(2023-05-03) Ode to 64K virtual machines
----------------------------------------
Many, if not most, VMs and interpreters that are meant to be implemented on
old hardware or just simulating old hardware experience anywhere else, are 
designed to work with 16-bit address bus and, as such, the maximum of 65536 
bytes of addressable memory. This started back in 1970s (when CPUs 
themselves had 8-bit buses) with Wozniak's SWEET16 and continues to this 
day, including but not limited to Uxn, VTL-2, CHIP-8 with all its flavors, 
PICO-8, Minicube64, OK64, many Forth implementations, most Subleq and other 
OISC implementations, and even my Equi. So, why does this work and why do I 
personally consider this amount of RAM (and 16-bit environments as a whole) 
optimal for day-to-day low-power human-scale computing?

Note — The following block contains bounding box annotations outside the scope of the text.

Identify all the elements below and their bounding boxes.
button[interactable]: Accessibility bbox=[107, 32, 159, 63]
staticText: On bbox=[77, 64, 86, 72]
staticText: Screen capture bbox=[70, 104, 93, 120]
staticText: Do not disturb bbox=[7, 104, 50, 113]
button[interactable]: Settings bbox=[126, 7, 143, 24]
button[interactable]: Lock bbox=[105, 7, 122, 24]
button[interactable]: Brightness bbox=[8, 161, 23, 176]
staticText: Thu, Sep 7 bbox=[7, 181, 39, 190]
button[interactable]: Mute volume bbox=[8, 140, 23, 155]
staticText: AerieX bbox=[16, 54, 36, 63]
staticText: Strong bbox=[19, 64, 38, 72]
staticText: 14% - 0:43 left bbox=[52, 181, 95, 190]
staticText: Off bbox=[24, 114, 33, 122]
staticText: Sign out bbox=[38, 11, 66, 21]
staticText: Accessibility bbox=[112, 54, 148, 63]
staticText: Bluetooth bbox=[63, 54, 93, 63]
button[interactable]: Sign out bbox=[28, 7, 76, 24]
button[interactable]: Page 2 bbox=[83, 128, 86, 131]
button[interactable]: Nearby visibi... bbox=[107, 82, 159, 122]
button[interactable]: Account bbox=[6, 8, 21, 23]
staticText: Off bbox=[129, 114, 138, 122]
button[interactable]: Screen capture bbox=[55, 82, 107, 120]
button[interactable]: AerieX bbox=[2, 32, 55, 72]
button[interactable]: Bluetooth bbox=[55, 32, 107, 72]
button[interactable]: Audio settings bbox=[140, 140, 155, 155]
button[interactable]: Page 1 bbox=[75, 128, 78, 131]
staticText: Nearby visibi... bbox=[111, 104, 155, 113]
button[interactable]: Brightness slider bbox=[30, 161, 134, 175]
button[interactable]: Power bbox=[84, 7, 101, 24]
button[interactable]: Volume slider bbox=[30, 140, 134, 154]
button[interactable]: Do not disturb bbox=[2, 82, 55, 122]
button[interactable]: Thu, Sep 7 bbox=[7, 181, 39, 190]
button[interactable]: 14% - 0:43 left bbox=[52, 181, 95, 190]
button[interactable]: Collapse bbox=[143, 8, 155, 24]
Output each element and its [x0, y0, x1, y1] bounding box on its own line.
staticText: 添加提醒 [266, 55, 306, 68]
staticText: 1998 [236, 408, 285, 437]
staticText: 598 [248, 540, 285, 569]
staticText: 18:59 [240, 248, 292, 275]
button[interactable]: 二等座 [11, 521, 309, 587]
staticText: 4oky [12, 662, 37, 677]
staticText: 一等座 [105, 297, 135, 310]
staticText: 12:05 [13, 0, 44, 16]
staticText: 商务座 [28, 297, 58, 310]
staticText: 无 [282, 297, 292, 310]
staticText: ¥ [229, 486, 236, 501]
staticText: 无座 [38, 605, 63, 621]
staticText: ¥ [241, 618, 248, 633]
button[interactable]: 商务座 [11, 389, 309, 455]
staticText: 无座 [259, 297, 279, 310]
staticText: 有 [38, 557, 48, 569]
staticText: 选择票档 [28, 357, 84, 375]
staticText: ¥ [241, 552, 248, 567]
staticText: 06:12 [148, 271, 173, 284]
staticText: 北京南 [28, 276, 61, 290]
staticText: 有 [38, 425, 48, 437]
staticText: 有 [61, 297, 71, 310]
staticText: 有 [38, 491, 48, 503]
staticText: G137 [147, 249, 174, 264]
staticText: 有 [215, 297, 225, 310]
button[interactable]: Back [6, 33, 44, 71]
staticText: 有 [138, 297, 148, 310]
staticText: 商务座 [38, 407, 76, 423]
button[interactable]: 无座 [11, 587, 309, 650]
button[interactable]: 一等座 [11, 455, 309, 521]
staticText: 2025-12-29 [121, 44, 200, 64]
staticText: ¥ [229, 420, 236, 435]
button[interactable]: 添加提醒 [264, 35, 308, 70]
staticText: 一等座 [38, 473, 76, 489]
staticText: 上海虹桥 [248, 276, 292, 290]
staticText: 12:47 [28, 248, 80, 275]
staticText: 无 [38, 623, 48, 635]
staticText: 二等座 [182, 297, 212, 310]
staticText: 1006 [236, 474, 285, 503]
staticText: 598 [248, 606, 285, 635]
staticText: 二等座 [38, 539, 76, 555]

First, let's get the most obvious thing out of the way. In order to be as
efficient as we can, we need the maximum address to be equal to the maximum 
value of the machine word. Hence, for systems with 8-bit machine words, 256 
bytes of RAM would be architecturally perfect, but, you guessed it, it's way 
too little and we can hardly fit anything in there... and if we do, let's 
remember how hard it was to program for Atari 2600 which did. So, we rather 
allocate two 8-bit machine words (or one 16-bit machine word) to store our 
address, which means 65536 bytes of RAM, which, you guessed it, has been 
enough for an entire generation of home computers and gaming consoles, 
especially considering that there was even less of the actual RAM and a good 
part of the address space was dedicated to video, input, sound and other 
ports and internal needs.

OK, so we have found out why 64K of addressed space is the smallest
comfortable amount. Now, why not more? Well, we can do more but the next 
comfortable stop is 24 bits or 16 MiB. To be honest, programs that occupy 
space this large are already far from human-scale. Of course there are 
legitimate scenarios for storing large amounts of data (and not code) in RAM 
all at once, like BWT-based compression (which is generally better when the 
block size is larger). Well, in this case, you can optimize your algorithms 
to use processing methods more suitable for working with storage (e.g. in 
case of BWT, replace quicksort with an external merge sort). The point is, 
there should be virtually nothing to fill that much RAM with, otherwise 
something else is definitely going wrong.

I'm not saying that memory usage over 64KB per application/VM should be
prohibited, but I'm saying it must be heavily motivated. Otherwise, DIY and 
LPC projects and platforms will eventually come to the state that mainstream 
software/platform development is in today.

--- Luxferre ---